O cheiro do café estava me enjoando porque o dia estava quase sendo noite, sem contraste, pouco brilho, em suma, nublado, frio. Havia feito calor e o sol aparecera trazendo à vista o que com muito esforço tentamos esconder. Sim, porque a mensagem subliminar da vida é viver para escondermos nossos pensamentos, sentimentos, cartas e afins. Para escondermos quem somos de nós mesmos e por fim, do resto de mundo.
O cheiro do café, agora morno, estava me enjoando porque tudo me enjoou naquele dia. Inclusive a vizinha regando as flores, os semáforos piscando, a vida vivendo...
A gente vive para esconder quem somos, mas deixe eu lhe contar algo pior: sempre vem alguém, pavorosamente curioso, querendo ser o sol que revela tudo a todos. Alguém que faz questão de te virar do avesso até que nada seja oculto. Até que sejamos de superfície em superfície.
É esse alguém que me enjoa e me fez ser enjoada em tudo.
Quando não há amor exibimos nosso “eu” sem medo, mas quando amamos... Ah, querido... Quando amamos certamente engolimos uma pílula que nos faz acreditar que quem somos não será suficiente a quem amamos. Então enterramos nossas cartas, sentimentos, promessas e a nós mesmos dentro do nosso dentro. Tão dentro que nos camuflamos em nós. Até que sejamos sem ser, até que ninguém note. Embora sempre precisados de atenção, engolimos a nós como quem toma um xarope gosmento e azedo: fecham-se os olhos, tranca-se a respiração e engole-se tudo de uma só vez.
Nos engolimos assim até vir a ousadia em pessoa, ousadia com pernas, braços com mãos e mãos com dedos que se enfiam em nossa goela até que nos vomitemos a nós. Geralmente contra nossa vontade, porque estávamos apunhalados e incrustados tão lá dentro que cada efêmero toque dói já na superfície. Na realidade, dói só de sentir o cheiro da intenção tua de me sacudir, me tirar o sono e me quase me arrancar os cabelos.
Agora cá estou. Vomitada de mim, me sendo e te amando porque assim o quisesses, então nunca pense em dizer que é minha culpa, você sabe que foi você quem suscitou o amor de nós dois.

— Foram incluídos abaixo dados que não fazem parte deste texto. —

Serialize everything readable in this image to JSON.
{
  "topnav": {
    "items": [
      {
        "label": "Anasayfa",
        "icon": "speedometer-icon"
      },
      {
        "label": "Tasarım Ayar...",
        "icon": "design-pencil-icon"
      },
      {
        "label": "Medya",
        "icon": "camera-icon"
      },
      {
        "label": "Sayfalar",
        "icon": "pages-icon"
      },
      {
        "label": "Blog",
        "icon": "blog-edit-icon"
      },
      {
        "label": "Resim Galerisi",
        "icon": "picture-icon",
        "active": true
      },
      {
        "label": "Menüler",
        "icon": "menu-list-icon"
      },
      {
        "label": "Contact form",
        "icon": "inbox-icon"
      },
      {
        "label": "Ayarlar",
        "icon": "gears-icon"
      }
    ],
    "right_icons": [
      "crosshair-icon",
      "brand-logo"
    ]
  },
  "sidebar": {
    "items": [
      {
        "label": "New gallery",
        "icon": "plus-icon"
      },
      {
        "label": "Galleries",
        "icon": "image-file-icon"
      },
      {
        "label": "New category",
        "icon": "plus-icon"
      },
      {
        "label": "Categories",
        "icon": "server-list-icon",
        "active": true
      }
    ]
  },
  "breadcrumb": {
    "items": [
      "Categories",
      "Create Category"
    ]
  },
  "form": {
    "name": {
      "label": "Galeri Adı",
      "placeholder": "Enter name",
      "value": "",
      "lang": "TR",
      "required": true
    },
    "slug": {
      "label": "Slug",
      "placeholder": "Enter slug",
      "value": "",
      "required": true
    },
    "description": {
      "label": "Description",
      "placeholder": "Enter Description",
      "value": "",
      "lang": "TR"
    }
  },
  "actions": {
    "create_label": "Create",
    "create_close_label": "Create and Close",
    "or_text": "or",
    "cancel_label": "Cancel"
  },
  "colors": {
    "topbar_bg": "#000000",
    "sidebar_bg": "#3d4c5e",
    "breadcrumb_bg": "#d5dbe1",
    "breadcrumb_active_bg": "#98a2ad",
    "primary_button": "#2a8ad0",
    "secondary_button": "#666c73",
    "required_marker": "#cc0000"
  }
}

O café e tudo mais que tanto me enjoa só me enjoa porque amar tem sido – na verdade sempre é – uma eterna viagem de canoa em pleno Oceano Pacífico. Sacolejos e mais sacolejos e tudo mais que nos dá ânsia.
Reduzir o amor à enjoos e vômitos também é sua culpa porque borboletas no estômago também me enjoam e é isso que você me traz: amor, eu, cartas, cafés, vômitos e afins. Você traz a ti e a mim, um “eu” que nunca me permiti ser.
Já confesso: estar enjoada faz parte de mim. Assim como as borboletas. Assim como você.